Friday, January 3, 2014

Eimer's Top 10 Reads of 2013

Welp...another year, another stack of awesome books.

Rather than going on and on about how awesome of a reader that I am (heh, heh) - let's just get to the books so you can start tossing them into your queue.

By the way, these picks are in no particular order...

1984 by George Orwell
What's there to say? It's a fantastic book. Well-written. Thought-provoking. Derserving of it’s spot on Time’s Best 100 books of the past century. George Orwell had this unique vision that, strangely, seems to be popping up all around us--especially now, since the government is sticking their domes and drones into everything we're doing nowadays. In any event, this book is dark, depressing and terrifyingly terrific. One of the better horror stories I've come across in quite some time. Lots more to say, but I won't bore you to tears. Just read it. And if you already did, congrats!

The Ocean at the End of the Lane by Neil Gaiman
I love Neil Gaiman's imagination. This book felt like a one-off story of Gaiman's other work ... AMERICAN GODS. It felt like this story could have lived in that same exact world. Nice coming-of-age story that could be a bit creepy for young readers, but would mesmerize young adult readers and tweens. Like Coraline and The Graveyard Book, everyone will find something to relate to in this book as it pertains to being a kid. The innocence. The naivete. The inhibitions when it came to living life. Good book. Not the best I've read this year or in year's past, but definitely worth the read.And, if there ever was a film version, I could totally see the same sort of animation from Coraline-director and animator Henry Selick. They’re almost similar worlds. Almost.

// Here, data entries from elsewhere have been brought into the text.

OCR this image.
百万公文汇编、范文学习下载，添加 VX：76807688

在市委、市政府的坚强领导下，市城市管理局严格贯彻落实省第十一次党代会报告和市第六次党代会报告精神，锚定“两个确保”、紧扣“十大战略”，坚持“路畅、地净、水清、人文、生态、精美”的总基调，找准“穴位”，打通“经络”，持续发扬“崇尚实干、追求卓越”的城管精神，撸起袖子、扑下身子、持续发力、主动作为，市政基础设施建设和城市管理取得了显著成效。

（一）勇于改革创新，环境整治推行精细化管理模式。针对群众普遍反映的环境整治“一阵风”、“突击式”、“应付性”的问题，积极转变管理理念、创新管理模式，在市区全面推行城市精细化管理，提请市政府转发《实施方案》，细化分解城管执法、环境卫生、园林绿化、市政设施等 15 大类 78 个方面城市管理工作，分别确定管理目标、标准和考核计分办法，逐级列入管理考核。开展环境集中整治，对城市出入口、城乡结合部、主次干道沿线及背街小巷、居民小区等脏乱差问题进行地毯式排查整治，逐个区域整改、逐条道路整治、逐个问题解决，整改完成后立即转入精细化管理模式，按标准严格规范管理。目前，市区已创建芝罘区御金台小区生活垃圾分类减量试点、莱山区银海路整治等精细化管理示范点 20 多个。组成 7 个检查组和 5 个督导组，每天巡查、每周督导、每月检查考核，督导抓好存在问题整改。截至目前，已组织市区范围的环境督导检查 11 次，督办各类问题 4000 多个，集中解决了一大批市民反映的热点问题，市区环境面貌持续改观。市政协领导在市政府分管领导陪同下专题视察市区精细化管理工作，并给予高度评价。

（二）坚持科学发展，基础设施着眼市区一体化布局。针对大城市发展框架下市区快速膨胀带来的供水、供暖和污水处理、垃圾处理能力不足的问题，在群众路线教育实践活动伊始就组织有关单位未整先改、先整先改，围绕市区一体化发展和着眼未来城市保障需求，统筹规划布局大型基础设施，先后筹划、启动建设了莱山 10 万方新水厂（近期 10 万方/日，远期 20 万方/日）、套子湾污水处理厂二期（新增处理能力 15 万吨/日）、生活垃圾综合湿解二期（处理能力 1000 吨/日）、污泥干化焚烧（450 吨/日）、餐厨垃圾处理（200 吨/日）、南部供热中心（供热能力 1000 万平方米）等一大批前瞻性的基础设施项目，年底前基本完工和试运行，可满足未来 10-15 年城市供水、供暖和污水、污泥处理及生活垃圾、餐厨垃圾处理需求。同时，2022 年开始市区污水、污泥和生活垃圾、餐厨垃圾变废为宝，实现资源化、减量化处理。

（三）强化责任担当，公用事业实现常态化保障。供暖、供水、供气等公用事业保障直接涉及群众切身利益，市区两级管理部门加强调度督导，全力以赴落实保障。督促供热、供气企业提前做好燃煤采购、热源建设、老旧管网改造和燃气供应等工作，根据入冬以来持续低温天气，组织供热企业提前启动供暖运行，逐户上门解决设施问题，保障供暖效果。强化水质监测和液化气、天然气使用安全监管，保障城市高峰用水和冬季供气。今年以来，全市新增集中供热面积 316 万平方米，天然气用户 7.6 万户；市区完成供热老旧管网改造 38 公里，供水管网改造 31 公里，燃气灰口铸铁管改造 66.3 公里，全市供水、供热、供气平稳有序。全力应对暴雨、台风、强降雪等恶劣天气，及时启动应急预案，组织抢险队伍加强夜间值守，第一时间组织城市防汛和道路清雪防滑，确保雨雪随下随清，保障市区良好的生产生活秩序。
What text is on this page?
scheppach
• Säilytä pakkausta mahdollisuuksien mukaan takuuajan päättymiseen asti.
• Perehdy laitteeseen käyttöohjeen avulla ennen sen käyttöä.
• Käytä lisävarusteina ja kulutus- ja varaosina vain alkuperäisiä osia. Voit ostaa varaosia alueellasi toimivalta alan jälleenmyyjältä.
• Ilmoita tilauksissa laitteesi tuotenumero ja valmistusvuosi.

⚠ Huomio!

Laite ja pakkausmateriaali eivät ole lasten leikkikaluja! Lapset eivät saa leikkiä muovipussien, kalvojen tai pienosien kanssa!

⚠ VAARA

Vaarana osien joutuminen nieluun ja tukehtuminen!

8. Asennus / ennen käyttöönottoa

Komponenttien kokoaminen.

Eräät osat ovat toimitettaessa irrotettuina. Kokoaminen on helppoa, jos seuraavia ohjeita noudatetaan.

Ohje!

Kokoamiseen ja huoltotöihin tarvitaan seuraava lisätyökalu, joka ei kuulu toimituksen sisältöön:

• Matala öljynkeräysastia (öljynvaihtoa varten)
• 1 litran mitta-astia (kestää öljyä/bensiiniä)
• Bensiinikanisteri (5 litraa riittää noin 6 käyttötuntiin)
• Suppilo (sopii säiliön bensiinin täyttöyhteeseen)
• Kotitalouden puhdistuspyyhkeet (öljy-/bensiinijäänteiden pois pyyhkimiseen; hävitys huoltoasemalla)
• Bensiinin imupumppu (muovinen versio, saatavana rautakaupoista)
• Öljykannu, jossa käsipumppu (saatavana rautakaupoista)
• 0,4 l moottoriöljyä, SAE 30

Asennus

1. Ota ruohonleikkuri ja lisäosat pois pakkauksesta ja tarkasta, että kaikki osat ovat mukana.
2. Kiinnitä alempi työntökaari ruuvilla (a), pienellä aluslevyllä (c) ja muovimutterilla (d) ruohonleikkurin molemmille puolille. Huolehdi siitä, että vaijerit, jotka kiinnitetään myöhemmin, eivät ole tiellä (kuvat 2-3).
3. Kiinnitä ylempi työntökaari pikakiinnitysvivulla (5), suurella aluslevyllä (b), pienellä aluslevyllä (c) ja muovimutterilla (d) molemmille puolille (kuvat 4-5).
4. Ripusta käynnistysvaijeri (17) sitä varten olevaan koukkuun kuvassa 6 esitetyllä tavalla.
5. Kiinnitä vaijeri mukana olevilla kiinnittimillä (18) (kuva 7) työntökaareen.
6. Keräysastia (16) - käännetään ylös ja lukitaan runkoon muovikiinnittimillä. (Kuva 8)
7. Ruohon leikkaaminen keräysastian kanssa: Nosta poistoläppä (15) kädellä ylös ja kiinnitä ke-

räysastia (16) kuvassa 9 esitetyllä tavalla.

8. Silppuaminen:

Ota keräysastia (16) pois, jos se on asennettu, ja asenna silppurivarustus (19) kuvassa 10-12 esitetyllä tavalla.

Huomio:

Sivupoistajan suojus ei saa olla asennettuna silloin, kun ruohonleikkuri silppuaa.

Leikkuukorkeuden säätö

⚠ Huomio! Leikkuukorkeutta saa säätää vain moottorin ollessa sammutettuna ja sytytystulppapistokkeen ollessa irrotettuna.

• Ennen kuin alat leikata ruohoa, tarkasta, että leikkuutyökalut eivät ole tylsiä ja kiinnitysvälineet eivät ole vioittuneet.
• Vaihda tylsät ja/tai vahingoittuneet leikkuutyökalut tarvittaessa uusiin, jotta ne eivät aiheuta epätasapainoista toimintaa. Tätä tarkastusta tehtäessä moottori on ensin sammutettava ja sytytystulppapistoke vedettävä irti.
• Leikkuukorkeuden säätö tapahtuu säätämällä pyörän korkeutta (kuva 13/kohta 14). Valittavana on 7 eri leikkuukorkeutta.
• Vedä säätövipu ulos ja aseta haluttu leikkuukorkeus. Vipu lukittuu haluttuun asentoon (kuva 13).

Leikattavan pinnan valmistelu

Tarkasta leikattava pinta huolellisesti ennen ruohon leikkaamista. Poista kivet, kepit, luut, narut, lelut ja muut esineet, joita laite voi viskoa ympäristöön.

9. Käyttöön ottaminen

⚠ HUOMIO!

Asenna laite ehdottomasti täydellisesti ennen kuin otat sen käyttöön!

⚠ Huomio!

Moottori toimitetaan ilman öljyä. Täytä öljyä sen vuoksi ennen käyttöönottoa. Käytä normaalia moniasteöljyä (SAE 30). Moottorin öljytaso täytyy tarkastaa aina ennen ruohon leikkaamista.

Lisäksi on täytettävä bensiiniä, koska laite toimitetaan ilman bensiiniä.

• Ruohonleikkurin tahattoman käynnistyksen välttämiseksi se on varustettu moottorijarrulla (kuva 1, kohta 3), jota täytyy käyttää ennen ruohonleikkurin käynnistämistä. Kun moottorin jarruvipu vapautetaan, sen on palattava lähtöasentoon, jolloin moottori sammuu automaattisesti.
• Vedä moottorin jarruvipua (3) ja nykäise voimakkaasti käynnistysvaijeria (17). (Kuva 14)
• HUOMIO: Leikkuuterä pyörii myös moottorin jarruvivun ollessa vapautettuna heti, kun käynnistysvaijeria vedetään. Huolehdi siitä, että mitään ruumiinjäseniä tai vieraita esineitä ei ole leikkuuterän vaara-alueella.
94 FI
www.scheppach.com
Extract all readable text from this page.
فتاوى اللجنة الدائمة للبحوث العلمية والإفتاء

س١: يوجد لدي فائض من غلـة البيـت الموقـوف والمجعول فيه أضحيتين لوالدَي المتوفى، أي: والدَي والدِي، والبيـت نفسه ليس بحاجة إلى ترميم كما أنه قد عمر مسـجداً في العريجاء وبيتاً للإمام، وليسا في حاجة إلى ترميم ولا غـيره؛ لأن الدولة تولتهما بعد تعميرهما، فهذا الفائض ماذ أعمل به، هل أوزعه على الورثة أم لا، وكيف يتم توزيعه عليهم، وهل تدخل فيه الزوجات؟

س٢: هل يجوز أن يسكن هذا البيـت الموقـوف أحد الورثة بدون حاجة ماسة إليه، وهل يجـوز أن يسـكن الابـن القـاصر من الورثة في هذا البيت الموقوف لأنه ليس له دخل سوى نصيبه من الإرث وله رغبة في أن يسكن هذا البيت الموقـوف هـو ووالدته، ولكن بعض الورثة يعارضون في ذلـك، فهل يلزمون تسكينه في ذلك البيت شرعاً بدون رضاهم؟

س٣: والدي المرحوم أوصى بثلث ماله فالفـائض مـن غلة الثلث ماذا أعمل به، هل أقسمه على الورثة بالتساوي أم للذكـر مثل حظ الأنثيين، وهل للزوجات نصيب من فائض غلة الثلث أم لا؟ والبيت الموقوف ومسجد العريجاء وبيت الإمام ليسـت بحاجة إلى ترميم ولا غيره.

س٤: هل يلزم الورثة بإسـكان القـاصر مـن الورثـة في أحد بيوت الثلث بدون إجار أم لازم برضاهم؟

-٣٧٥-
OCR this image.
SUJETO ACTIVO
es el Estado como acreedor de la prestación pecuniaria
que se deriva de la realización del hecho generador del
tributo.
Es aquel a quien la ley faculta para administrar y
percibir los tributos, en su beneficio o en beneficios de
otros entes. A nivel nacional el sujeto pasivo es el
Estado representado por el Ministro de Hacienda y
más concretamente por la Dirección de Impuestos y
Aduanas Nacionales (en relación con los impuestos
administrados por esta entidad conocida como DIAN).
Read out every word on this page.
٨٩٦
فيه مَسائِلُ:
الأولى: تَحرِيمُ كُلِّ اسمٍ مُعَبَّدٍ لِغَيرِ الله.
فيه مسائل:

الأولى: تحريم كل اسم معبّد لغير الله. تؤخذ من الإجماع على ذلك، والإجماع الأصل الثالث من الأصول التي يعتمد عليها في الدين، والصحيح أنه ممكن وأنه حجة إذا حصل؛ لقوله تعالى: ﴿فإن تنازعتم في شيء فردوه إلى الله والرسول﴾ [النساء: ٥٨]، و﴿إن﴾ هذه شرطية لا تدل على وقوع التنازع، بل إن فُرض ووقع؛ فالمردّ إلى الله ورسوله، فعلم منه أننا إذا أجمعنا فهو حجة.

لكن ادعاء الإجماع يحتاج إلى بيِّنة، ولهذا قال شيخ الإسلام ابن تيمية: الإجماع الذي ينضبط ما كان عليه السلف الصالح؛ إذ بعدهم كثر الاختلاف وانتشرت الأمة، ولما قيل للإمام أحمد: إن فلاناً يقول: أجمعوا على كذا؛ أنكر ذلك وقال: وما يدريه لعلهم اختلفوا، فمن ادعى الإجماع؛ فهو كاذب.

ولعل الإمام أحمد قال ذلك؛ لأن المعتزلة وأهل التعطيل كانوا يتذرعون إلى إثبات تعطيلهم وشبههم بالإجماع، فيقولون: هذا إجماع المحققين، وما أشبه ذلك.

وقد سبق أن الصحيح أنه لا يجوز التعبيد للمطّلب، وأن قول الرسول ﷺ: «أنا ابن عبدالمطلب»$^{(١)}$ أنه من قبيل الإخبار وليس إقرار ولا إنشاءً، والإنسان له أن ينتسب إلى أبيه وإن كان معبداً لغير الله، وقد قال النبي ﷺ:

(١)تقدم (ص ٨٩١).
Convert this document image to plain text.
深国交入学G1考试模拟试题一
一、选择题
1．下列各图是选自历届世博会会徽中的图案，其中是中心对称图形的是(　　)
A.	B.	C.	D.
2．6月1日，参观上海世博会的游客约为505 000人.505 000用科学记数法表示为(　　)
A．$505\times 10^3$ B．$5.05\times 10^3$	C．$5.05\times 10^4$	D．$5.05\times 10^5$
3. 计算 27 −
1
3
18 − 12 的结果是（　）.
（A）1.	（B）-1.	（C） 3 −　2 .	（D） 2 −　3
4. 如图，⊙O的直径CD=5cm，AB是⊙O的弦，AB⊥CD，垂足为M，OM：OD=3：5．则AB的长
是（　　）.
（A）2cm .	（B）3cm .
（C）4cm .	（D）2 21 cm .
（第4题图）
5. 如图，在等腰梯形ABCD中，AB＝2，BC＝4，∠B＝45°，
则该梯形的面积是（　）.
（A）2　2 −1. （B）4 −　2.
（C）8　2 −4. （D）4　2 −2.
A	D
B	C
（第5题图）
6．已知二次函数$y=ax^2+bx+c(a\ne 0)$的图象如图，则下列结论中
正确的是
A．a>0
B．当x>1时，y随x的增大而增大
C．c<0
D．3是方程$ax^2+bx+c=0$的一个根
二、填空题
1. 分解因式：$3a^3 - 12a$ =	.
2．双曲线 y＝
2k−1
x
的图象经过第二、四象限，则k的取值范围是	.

The Maze Runner by James Dashner
Fun, nicely written post-apocalyptic, science fiction book by Dashner, which caters to the teen readers (males?) but also serves up to an adult slant as well. Memories of ENDER'S GAME, THE CITY OF EMBER, Hugh Howey's WOOL and HUNGER GAMES will hit your mind in the novel realm. As well as CUBE, THE KILLING ROOM and SAW in the film realm. But don't let that dissuade you. Dashner creates a cool, interesting realm within a maze filled with kids who are pushed to their limits to try and escape. You're figuring out stuff as the main character is figuring it out, which isn't a new story-telling technique, but it always works for - especially if done the right way. Great dialogue and a great tone throughout. Like Rowling, King and Koontz, Dashner knows how to end a chapter that entices the reader to keep you reading. The only fault, and without giving too much away, I would have liked to see more 'things' in the maze. I don't know. Maybe it's my bloodlust. However, there may be a reason highlighted in the other books. That said, the last five or six chapters seal the deal as a great book and a possible great series. On to the next book!  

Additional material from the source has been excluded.